Custom Multi-select Control
Tuesday, March 25, 2008 at 6:53PM |
Kevin Rohrbaugh The current project I'm on has several multi-select meta-data items where users select one or more of what can be a long list of options during an approval process. We started off with a user interface that simply offered them an ASP.NET ListBox (more commonly known as an HTML Select element) and allowed for multiple selections using the Control key. This solution, while functional, makes it difficult to see all the selections in a list where the available options are larger than the list-box itself. Due to this, the users requested a multi-select control where selected items appear in one list, and options in another. Here's how the final control ended up looking, where the left list has the available options and the right the selected ones:

We've all seen similar controls on various pages, so this isn't a revolutionary idea or anything, but I thought I'd post some quick notes I discovered along the way, in case others are building anything similar. I should also note that I implemented this as a User Web Control (ASCX) since Server Controls continue being more of a pain than their worth in my opinion.

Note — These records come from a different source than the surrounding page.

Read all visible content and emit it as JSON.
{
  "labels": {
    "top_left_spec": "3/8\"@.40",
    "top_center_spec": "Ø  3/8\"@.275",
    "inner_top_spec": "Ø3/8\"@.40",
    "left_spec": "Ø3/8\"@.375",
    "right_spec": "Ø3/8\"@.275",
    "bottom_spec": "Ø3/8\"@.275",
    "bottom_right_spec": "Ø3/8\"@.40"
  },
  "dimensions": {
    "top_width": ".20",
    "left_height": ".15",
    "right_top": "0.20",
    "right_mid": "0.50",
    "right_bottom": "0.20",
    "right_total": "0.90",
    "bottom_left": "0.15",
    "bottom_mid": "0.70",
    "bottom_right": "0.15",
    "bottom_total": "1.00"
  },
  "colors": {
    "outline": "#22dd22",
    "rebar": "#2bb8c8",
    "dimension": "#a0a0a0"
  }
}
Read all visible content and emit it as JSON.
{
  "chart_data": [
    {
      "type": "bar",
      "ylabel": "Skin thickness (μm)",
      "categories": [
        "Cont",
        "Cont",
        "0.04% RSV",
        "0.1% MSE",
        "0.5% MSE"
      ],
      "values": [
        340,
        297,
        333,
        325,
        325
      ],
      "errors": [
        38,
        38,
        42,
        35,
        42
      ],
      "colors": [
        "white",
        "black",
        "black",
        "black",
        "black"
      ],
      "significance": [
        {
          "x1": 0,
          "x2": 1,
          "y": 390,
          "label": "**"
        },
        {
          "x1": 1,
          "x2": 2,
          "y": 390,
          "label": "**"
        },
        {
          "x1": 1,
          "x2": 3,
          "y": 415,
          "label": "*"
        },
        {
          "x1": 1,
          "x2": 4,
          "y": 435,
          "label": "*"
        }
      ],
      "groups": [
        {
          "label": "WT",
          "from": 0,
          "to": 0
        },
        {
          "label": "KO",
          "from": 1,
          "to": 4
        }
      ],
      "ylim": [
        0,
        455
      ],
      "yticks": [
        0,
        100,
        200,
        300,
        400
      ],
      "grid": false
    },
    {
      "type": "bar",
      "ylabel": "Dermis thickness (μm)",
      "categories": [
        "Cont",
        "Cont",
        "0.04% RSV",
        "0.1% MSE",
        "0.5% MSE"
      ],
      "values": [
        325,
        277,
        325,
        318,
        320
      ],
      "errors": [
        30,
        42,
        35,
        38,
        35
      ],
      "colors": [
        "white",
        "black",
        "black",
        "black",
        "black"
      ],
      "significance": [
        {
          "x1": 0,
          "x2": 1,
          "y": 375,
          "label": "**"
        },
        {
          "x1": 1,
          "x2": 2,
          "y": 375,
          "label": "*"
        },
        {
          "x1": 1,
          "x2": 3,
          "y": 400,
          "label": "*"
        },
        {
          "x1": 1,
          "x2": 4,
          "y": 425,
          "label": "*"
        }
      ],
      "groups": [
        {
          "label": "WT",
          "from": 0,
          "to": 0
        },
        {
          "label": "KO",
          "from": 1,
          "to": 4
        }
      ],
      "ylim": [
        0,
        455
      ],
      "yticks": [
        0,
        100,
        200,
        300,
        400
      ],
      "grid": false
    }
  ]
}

First off, one issue has to deal with what values are sent back to the server during a form post. I kept referencing the ListBox.Items collection in the code-behind but it always just had the items that were sent to the client originally. It turns out that HTML select elements only send back the selected values of the list, not the entire item set. Since the control is changing the items of the element using client-side JavaScript, and using what select element the items were within as the means of selection, the server had no visibility to what the user had done. In order to work around this, I decided to use hidden form fields that store delimited values of the two select elements (options and selections) which are then parsed during the Page_Load event of the ASCX and replace the Items collection of the two ListBox controls. There are other ways to do the same thing, but the critical component is that only items selected in a select element are sent back to the server, so any changes made to the list items in JavaScript are invisible without some sort of work-around.
The second issue had to deal with some oddness in IE's JS interpreter when it came to sorting the options. I basically had a sort method that looked like this (I'm aware that this method is lame, but it was late, I was well into get it to work territory):
_itemSorter: function(a, b)
{
/// <summary>Sorts the selection list by display text</summary>
/// <param name="a">First item to compare</param>
/// <param name="b">Second item to compare</param>
var c = a.text;
var d = b.text;
if (c < d )
{
return -1;
}
else if (c > d)
{
return 1;
}
else
{
return 0;
}
}
Which worked fine in FireFox, but threw a "Number expected" error in IE (both 6 and 7). I'm not exactly sure what causes this error, but I fixed it by using the following code instead:
_itemSorter: function(a, b)
{
/// <summary>Sorts the selection list by display text</summary>
/// <param name="a">First item to compare</param>
/// <param name="b">Second item to compare</param>
return (a.text < b.text ? -1 : ((a.text > b.text) ? 1 : 0));
}
This function is then used to sort the arrays that work as the backing store for the two select elements:
_sortArray: function(array)
{
/// <summary>Sorts the array based on display text</summary>
/// <param name="array">Array to sort</param>
array.sort(this._itemSorter);
}
When it was all said and done, the control works well, and while it's far from robust and full-featured, it gets the job done for what we need in this particular project. Hopefully these notes help somebody else out there avoid some of these pitfalls should they need to build something similar.